Chapo la pluma y el pelpa y te escribo un poema lunfa.
Voy a chamuyarte un poco. No soy versero. Tengo un berretín.
Escribo al vesre pa lo chochamu.
Lo gomía no saben niente... pa'enamorar a las pebetas. Escriben paroles cachuzas, y las percantas le dan el raje a escobazos.
Pa' mí esto es un yeite. Me dan unas chirolas, o unos buenos morlacos, que es guita, eh?
Terminé de morfar. Me tiré en la catrera, no pa'apoliyar. Pa' pensar nomá. Y mi jermu, que no está.  Menefrega.
Más tarde prendo un faso, me calzo los lompas rayados, me aliso las crenchas y me voy pa' la yeca o al trocén.
-No seás gilún - me dicen - que la cheno está finiquitando.
Los cafiolos se yevan a las namis por el cayejón y me junan con displicencia.
Me duele el marote y se escucha un tango bien compadrón al salir del cabaré. Me tomo un feca, y ya me voy pa mi bulín.
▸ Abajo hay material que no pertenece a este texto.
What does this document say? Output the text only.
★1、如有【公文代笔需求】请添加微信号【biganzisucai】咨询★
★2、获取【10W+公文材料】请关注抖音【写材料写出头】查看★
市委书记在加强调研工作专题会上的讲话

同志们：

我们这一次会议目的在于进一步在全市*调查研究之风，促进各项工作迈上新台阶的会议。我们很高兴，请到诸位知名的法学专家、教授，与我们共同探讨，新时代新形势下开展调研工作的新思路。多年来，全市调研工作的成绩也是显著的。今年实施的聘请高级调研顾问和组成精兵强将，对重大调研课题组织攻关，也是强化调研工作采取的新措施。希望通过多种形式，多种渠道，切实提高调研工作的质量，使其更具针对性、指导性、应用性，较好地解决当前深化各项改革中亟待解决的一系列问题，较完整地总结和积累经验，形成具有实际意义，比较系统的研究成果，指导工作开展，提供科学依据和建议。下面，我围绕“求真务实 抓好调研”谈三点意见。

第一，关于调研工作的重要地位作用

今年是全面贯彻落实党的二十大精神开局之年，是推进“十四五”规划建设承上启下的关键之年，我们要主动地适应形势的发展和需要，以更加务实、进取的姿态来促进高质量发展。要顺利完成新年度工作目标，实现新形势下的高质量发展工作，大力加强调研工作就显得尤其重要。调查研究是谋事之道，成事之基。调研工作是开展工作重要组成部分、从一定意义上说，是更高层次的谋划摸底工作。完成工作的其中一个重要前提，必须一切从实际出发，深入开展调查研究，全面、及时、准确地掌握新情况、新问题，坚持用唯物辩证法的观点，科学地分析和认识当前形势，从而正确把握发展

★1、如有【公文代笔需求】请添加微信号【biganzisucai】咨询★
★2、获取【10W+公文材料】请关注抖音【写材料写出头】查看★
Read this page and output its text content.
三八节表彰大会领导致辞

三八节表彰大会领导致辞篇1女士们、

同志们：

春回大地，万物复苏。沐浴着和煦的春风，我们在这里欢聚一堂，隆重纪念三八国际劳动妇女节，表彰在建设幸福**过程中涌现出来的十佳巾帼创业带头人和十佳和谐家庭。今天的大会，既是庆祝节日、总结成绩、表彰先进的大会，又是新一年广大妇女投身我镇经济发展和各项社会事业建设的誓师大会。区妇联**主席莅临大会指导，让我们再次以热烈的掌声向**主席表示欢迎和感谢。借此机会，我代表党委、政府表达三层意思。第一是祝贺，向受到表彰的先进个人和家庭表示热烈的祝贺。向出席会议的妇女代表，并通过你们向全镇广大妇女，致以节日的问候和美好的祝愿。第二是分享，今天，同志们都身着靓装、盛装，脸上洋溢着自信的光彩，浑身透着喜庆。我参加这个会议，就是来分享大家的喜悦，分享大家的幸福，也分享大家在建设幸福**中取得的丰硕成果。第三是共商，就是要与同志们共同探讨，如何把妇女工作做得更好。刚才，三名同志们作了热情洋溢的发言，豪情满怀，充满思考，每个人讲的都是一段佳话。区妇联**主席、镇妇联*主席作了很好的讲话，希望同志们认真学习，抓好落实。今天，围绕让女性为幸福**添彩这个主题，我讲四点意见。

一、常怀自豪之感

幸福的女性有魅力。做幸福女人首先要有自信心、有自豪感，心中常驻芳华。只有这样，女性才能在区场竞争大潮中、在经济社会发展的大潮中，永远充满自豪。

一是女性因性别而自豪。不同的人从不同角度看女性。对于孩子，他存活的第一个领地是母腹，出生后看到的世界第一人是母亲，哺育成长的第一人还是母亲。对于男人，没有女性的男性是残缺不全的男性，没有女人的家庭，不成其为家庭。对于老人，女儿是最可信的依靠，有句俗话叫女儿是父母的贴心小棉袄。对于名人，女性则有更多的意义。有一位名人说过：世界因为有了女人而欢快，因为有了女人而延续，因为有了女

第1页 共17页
jueves, 14 de junio de 2018

Naderías que se olvidan

¡Cómo que nada! Nada de nada, dices.
¿Nada te quedó de la infancia? ¿Objetos, juguetes, imágenes?
Prueba como yo. Un restgregar de párpados, y ¡listo!
La muñeca articulada con ganchos en las piernas, en los brazos, en las caderas, ésa que se le había caído el pelo de tanto peinarla... y que mamá después le confeccionó una peluca con los mechones de mi propia cabellera, que quedaron tirados en la peluquería. Ésa de los ojos saltones que se movían de un lado a otro y que después le hice un agujerito en el cráneo para investigar el mecanismo, total la peluca tapaba todo. Ésa que lucía un primoroso vestido blanco confeccionado por mamá, y los calzones grandes para tapar los fierritos...Me llevé la muñeca y la tenía guardada hasta que mis hijas un día la tiraron por fea y anticuada...
Otra friega en los ojos y ahí está el camioncito azul de madera que le habían dado a los empleados del correo para Navidad. Era fabricado por los presos y se los regalaban sin preguntar si era para nena o para varón. Mi papá me lo dio igual. A mí me hubiera gustado una muñeca, pero en fin... lo guardé y después se lo di a mi hermanito que nació unos años después.
La caja de los recuerdos está vacía, pero veo igualmente, el largavistas de plástico rojo que me regaló el padrino. Con él miraba a la distancia y en el horizonte veía paisajes bellísimos, un tren entre las montañas nevadas, un elefante mojando a sus hijitos, un delfín rosada saltanto junto a la barca, una indiecita eligiendo piedrecitas de colores... 
Veo ahora el vestido de danzas suizas con todos los detalles y las castañuelas y los tacones de bailar flamenco... y la bicicleta flamante, sin rueditas... y los duraznos maduros que comía a la hora de la siesta, y el boletín de notas escolares, y la libreta llena de estampillas de la Caja de Ahorro Postal, mi primer cuaderno de clases y el album de figuritas (siempre me faltaba la difícil) y la oveja negra que visitaba todas las mañanas...
Otro pestañeo y alcanzo a divisar el picnic de la primavera y el primer beso. Ahora me toco los labios y todavía lo siento... las revistas Crisis que escondía debajo del colchón en la pensión, y los panfletos, y la servilleta del bar de los estudiantes, que me recuerda mis primeros escarceos amorosos y tantas cosas...
Ahora que puedo buscar tranquila, ahí veo las cartas que me escribía el que fuera después el padre de mis hijas. ¡Ésas sí que perduran! Atadas con una cinta azul. 

Toda la luz

Hubo un tiempo en que él se sumergía en remolinos turbios; se abrazaba las rodillas para darse calor; el frío intenso condenaba hasta los carámbanos.
Ni un torbellino incipiente de turbio polvo pudo cubrir su irreverente desnudez; ni las pesadillas repetidas y monótonas calmaron el temblor y el mido.
La epopeya ensordecedora estaba concluyendo. Un mito indescifrable comenzaba a aliviarlo.
-¡143! Sígame.
El llamado lo sobresaltó, a la vez que interrumpía el silencio musical del aire... el aire ya no estaba contaminado, cuando se limitó a beber la fragancia de todo lo vivo, a tragar bocanadas y expulsarlas laxamente.
Y la luz, de sagrada belleza enmudeció al sol; la iridiscente placidez llegaba hasta herirle las pupilas. Dejaba atrás, al fin, el dolor y el encierro. Hasta el hielo de los barrotes se estaba derritiendo.
Se oían los ladridos de los perros. El crujido de la nieve helada en cada pisada, estaba dando testimonio. No era magia, era una contundente verdad, su libertad.